Expansion of human embryonic stem cell (hESC)-derived pancreatic progenitors (PP) and their differentiation to ß-cells

PhD student: Luka Jarc
Supervisor at TUD: Anthony Gavalas
Supervisor at KCL: Aileen King
Start date: 01.09.2017  Date of defense: 08.07.2021   PhD

Diabetes mellitus is a group of metabolic disorders that are characterized by chronic hyperglycaemia. There are currently over 460 million people living with diabetes and the incidence rate for the most common types is sharply on the rise. The hyperglycaemia and subsequently the majority of diabetic side-effects can be cured by ß-cell transplantation. There is a severe lack of donor tissue for clinical transplantations, hence ß-cells derived from human pluripotent stem cells (hPSCs) offer an attractive option for obtaining the necessary cells for a ß-cell therapy. The current ß-cell differentiation protocols are lengthy, expensive and relatively inefficient. Therefore, it remains unrealistic to scale up production to obtain the necessary 1 billion cells per patient to achieve normoglycaemia. The exponential expansion of an intermediate pancreatic progenitor (PP) population would allow for significant reduction of the cost and time necessary for the production of ß-cells in vitro and, more importantly, it would allow to relatively easily obtain the number of cells necessary for clinical applications. Thus far, the reproducible expansion of suitable hPSC-derived PPs in a chemically-defined, feeder-free culture condition has not been reported.

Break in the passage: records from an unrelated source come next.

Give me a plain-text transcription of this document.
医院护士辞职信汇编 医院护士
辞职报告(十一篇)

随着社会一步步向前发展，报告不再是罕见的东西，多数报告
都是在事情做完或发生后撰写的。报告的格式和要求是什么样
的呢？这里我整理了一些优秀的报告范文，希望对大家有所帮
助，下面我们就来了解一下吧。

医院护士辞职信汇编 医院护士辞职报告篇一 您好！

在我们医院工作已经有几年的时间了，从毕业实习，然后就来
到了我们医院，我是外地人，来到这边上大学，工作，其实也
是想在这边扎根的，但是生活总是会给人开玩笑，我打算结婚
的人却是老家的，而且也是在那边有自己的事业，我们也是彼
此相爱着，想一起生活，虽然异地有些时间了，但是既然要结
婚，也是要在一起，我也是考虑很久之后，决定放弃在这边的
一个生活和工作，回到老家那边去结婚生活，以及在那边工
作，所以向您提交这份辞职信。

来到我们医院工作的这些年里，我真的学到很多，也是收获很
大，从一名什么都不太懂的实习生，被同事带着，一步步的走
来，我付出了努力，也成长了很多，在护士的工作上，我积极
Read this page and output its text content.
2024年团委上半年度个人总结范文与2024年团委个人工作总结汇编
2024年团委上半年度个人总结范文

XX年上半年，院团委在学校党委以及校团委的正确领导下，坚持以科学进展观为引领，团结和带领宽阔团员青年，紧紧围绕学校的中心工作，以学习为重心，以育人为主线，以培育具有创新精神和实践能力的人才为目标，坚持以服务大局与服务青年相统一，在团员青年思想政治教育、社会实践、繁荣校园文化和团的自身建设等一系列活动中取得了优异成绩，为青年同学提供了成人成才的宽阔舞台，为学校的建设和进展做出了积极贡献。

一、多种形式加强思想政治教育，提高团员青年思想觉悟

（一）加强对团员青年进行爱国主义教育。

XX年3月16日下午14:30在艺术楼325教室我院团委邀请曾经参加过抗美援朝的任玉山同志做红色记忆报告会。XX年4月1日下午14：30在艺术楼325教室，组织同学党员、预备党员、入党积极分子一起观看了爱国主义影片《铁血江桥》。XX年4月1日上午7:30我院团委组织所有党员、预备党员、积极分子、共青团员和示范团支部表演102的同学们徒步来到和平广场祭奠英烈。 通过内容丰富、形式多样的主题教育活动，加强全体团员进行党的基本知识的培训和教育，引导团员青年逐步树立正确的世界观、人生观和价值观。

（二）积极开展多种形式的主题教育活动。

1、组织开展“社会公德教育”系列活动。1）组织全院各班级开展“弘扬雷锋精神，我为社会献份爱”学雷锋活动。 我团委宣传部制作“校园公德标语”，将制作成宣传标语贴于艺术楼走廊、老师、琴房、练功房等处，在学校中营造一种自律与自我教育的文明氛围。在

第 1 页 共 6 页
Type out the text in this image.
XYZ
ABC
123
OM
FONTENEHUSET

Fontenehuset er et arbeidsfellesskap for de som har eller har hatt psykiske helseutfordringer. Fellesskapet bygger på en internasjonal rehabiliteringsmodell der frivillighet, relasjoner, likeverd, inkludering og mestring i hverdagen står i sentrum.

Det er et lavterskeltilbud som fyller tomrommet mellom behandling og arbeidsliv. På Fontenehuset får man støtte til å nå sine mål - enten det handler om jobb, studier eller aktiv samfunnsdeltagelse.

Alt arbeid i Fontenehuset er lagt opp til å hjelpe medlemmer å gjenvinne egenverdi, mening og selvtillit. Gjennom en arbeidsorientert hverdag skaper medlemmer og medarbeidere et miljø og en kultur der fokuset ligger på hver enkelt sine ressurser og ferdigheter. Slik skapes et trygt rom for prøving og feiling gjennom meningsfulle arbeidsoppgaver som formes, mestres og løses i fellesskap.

Our lab has found that a previously reported medium suitable for the temporary expansion of reprogrammed fibroblast-derived PPs could occasionally, in 20% of the cases, mediate expansion of PSC derived PPs. To elucidate the requirements for reproducible expansion, I analysed transcriptomic data from PSC-derived PPs before and following expansion. Several regulated signalling pathways were identified and from these data, I formulated nine candidate expansion conditions (C0-C8) to test. Five of these conditions were able to reproducibly expand hPSC-derived PPs. Of those five conditions, C6 was found to mediate the fastest expansion with a doubling time of 2.2 days, maintained a stable expression of the crucial bipotent trunk progenitor transcription factor (TF) markers PDX1, NKX6.1, SOX9 and FOXA2 and minimized the expression of the hepatic and intestinal markers AFP and CDX2. The C6-expanded PPs were able to further differentiate into pancreatic endocrine progenitors (PEPs) in three-dimensional (3-D) islet-sized clusters formed in micropatterned wells. Micropatterned wells offer the additional advantage of size-controlled, uniform clusters and low culture volumes compared to suspension culture bioreactors proposed for the large-scale production of such clusters, but the use of micropatterned wells has not been reported for such an application thus far. These PEPs showed strong upregulation of the crucial endocrine specific TF NGN3 and around 90% were positive for NEUROD1, a downstream effector of NGN3, as determined by flow cytometry analysis. The PEPs were subsequently differentiated into insulin (INS)-producing ß-cells at around 20% efficiency. The ß-cells were also strongly expressing functionality genes such as zinc transporter 8 (ZnT8), glucokinase (GCK), prohormone convertase 1/3 (PC1/3) and sulfonylurea receptor 1 (SUR1, a subunit of KATP channel) and around 10% of them were expressing the crucial maturation marker MAFA, as determined by flow cytometry analysis of ß-cells derived from the H1INS1-GFP/MAFA-mCHERRY double reporter line generated in the lab.

In summary, I have established a feeder-free, chemically defined and ‘good manufacturing practice’ (GMP)-compatible culture condition for the exponential expansion of hPSC-derived PPs that allows for the production of ß-cells at a fraction of the cost of conventional differentiation protocols. Ongoing work is being done to further optimise the expansion conditions to completely eliminate hepatic and intestinal markers and to optimise the subsequent differentiation steps in micropatterned wells to achieve a high-efficiency differentiation towards functional ß-cells.

Publications:

Metabolic and Non-Metabolic Peripheral Neuropathy: Is there a Place for Therapeutic Apheresis?  R. Straube, G. Muller, K. Voit-Bak, S. Tselmin, U. Julius, U. Schatz, H. Rietzsch, H. Reichmann, G.P. Chrousos, A. Schurmann, L. Jarc, T. Ziemssen, T. Siepmann, S.R. Bornstein. Horm Metab Res. 2019;51:779-784. 

Fragmentation of Pooled PCR Products for Highly Multiplexed TILLING.  A. Tramontano A, L. Jarc, J. Jankowicz-Cieslak, B.J. Hofinger, K. Gajek, M. Szurman-Zubrzycka, I. Szarejko, I. Ingelbrecht, B.J. Till. G3. 2019;9:2657-2666.